Editorial: Fleck’s 24-hour stint with NIU shows lack of class

Loyalty is a fickle thing in sports.

After four years playing and two years coaching at NIU, P.J. Fleck looked like he was ready to rekindle his relationship with his alma mater. However, one day after accepting NIU’s offensive coordinator position, he resigned.

Huskies head coach Dave Doeren said in a press release that Fleck “said he does not feel he’s ready to be an offensive coordinator.”

While he wasn’t ready to oversee an entire offense, he was ready to pounce at the opportunity to join the NFL as the Tampa Bay Buccaneers’ wide receivers coach.

We get it. A chance to coach in the NFL doesn’t come around often. Coaching some of the world’s greatest athletes does sound awfully tantalizing. But did it warrant Fleck leaving the Huskies in the dust as he so rudely did? Absolutely not.

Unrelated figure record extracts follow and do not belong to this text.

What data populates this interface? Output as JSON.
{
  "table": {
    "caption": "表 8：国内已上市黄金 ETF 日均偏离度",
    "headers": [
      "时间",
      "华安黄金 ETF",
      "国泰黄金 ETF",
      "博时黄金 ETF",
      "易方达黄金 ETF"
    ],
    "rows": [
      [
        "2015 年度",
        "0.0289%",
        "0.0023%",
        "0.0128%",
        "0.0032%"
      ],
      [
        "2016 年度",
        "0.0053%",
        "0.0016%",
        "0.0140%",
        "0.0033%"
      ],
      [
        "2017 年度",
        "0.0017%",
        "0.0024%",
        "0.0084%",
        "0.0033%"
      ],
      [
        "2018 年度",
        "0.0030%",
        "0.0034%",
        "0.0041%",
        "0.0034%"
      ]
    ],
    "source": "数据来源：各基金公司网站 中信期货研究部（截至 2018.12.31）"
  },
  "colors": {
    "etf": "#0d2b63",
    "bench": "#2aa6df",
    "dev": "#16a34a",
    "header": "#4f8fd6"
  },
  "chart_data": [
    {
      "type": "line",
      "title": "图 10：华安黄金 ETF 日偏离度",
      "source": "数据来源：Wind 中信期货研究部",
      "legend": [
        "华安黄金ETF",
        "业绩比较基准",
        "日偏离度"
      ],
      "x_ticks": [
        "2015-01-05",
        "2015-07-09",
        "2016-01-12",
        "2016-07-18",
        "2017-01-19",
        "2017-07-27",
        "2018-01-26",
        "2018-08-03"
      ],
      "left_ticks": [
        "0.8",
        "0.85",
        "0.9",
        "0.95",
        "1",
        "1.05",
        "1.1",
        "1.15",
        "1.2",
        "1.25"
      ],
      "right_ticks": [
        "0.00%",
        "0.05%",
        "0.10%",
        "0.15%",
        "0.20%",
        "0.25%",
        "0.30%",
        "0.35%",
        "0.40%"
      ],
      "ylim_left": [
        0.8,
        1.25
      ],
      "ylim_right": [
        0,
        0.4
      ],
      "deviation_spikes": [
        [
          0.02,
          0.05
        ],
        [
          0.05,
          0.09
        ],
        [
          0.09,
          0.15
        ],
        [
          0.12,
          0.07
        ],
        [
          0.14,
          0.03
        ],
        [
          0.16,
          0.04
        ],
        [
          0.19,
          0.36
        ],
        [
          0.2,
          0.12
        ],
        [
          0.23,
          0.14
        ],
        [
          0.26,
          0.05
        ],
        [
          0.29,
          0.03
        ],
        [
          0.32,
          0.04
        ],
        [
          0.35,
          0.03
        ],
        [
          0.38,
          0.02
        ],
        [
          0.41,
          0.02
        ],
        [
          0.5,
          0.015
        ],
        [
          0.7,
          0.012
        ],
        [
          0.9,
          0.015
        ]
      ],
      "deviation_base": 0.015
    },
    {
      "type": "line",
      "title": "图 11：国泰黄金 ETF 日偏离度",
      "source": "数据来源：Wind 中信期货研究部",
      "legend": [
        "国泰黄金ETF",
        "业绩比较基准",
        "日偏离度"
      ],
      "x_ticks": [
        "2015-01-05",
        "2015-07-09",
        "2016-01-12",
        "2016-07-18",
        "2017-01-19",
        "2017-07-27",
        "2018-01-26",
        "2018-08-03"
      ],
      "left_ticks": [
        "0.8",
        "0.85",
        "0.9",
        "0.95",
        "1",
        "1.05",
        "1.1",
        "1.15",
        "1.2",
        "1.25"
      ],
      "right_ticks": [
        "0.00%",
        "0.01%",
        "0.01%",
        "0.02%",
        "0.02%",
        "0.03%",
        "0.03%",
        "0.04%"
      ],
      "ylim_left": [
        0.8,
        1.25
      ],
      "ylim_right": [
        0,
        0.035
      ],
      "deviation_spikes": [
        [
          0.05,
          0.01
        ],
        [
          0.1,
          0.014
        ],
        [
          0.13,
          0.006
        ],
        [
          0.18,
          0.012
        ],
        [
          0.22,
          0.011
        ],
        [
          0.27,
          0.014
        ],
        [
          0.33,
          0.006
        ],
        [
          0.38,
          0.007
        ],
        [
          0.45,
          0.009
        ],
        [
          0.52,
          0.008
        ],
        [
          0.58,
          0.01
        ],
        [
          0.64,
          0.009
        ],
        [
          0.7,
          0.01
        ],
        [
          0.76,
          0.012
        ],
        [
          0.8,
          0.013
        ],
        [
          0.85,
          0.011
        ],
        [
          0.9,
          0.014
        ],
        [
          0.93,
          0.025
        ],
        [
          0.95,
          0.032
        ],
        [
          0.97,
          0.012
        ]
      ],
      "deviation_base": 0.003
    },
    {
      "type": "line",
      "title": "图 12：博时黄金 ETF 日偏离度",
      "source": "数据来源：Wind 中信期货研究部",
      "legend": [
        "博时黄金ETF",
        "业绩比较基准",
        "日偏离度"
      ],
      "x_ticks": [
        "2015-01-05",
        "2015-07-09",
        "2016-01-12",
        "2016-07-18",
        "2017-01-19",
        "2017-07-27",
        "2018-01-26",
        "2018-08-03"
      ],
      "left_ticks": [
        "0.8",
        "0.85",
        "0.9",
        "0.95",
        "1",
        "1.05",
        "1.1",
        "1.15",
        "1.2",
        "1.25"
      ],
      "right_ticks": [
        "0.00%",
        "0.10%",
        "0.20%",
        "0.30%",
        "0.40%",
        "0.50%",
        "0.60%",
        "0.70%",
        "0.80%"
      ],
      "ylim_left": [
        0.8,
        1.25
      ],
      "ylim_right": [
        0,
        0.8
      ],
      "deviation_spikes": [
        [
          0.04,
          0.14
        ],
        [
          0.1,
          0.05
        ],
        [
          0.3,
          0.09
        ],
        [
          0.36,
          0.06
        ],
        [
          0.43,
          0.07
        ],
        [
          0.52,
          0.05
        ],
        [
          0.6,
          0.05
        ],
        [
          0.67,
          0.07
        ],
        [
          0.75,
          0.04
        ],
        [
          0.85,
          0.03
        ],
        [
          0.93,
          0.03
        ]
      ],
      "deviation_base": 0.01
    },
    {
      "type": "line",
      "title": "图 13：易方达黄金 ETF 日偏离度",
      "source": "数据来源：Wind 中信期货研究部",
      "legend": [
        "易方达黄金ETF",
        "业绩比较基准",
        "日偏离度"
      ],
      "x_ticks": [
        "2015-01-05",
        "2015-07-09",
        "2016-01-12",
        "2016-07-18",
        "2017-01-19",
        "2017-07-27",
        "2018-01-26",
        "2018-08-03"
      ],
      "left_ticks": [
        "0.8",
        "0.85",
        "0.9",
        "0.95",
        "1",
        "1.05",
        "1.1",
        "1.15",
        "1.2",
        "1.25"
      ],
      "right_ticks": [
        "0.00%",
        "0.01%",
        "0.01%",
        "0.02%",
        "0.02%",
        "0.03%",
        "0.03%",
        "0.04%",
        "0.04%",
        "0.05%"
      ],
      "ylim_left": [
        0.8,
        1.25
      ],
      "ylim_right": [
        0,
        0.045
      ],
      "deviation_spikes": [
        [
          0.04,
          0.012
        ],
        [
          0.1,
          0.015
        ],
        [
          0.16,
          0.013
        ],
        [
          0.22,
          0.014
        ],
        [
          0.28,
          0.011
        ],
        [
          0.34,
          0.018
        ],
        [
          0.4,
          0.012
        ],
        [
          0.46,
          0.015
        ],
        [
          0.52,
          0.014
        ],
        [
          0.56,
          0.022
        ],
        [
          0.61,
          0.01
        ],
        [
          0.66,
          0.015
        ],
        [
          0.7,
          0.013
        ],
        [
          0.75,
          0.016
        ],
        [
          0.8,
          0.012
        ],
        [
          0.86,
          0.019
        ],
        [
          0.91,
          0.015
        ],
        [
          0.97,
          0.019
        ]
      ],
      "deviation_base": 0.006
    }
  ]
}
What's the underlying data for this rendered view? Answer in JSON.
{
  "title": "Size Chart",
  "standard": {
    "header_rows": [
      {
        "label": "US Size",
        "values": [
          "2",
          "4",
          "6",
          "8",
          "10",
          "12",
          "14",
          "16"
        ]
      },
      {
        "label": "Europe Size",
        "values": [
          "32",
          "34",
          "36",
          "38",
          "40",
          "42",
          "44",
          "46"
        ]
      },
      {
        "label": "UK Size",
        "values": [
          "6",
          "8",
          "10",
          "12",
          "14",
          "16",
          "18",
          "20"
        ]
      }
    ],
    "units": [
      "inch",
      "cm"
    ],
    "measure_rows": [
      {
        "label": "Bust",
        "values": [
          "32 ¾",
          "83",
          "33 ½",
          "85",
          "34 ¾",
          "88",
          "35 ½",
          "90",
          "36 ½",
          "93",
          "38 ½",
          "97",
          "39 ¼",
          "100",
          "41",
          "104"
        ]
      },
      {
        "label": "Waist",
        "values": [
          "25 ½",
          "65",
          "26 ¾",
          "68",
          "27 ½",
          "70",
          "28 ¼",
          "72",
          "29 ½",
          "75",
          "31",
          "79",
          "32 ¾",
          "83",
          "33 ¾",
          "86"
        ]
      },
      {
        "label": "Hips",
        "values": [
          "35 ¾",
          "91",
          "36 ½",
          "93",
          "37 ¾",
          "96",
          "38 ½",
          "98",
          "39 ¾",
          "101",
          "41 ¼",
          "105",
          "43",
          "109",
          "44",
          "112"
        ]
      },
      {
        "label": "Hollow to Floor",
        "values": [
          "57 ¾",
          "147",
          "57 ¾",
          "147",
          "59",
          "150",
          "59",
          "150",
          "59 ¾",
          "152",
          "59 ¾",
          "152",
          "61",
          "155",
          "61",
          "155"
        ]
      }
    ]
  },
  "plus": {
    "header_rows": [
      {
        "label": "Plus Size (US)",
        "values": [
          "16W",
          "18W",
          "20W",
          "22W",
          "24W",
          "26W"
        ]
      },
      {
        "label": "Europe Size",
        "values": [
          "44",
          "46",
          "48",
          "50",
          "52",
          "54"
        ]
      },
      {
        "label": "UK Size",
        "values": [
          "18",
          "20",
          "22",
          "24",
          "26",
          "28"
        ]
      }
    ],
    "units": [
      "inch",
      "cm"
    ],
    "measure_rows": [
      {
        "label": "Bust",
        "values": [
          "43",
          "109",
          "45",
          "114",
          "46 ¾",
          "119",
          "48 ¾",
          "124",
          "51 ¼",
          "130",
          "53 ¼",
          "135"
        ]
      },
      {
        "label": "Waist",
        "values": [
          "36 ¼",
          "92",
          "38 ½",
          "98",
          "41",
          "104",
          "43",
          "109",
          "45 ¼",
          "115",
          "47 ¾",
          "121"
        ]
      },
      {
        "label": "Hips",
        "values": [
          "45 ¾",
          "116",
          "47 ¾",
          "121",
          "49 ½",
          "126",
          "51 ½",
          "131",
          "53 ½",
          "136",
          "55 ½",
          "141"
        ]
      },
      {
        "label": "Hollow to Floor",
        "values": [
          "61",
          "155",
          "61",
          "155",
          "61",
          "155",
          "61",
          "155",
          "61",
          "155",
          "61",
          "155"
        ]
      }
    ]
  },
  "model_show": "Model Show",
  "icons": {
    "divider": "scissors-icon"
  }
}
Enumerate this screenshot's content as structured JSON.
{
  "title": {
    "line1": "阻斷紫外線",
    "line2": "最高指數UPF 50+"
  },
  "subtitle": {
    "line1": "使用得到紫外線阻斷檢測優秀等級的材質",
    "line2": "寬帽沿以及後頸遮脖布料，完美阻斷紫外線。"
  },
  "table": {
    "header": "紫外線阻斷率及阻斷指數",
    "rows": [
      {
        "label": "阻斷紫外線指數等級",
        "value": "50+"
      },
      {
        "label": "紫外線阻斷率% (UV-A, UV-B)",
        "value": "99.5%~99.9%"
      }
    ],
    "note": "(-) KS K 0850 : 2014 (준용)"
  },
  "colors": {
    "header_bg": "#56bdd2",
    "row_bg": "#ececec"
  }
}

NIU was Fleck’s Giving Tree: offering him a chance to play, allowing him to work as a graduate assistant under then-head coach Joe Novak and letting him jump ship for Rutgers two seasons ago without a fuss.

Even now, Fleck got more than he deserved from NIU. Doeren took on what could have been a public relations disaster with grace and poise.

You don’t have to know anything about football to take a life lesson from Fleck’s decision. Think before you speak. That’s exactly what Fleck should have done before he accepted Doeren’s offer to join his staff.

College students are taught to think, process and reflect on decisions. Commitments, especially when they have the potential to be life changing, need time to be thought through. You weigh your options, perhaps sleep on it for a day or two and go from there.

Fleck seemed to do the opposite. He dove into NIU football headfirst and quickly hopped out when the NFL came to call.

What Fleck did is unacceptable in the real world. He made the decision to return to NIU and be a leader, and he should have stuck by it.

But then again, if that’s his leadership style, we’re better off anyway.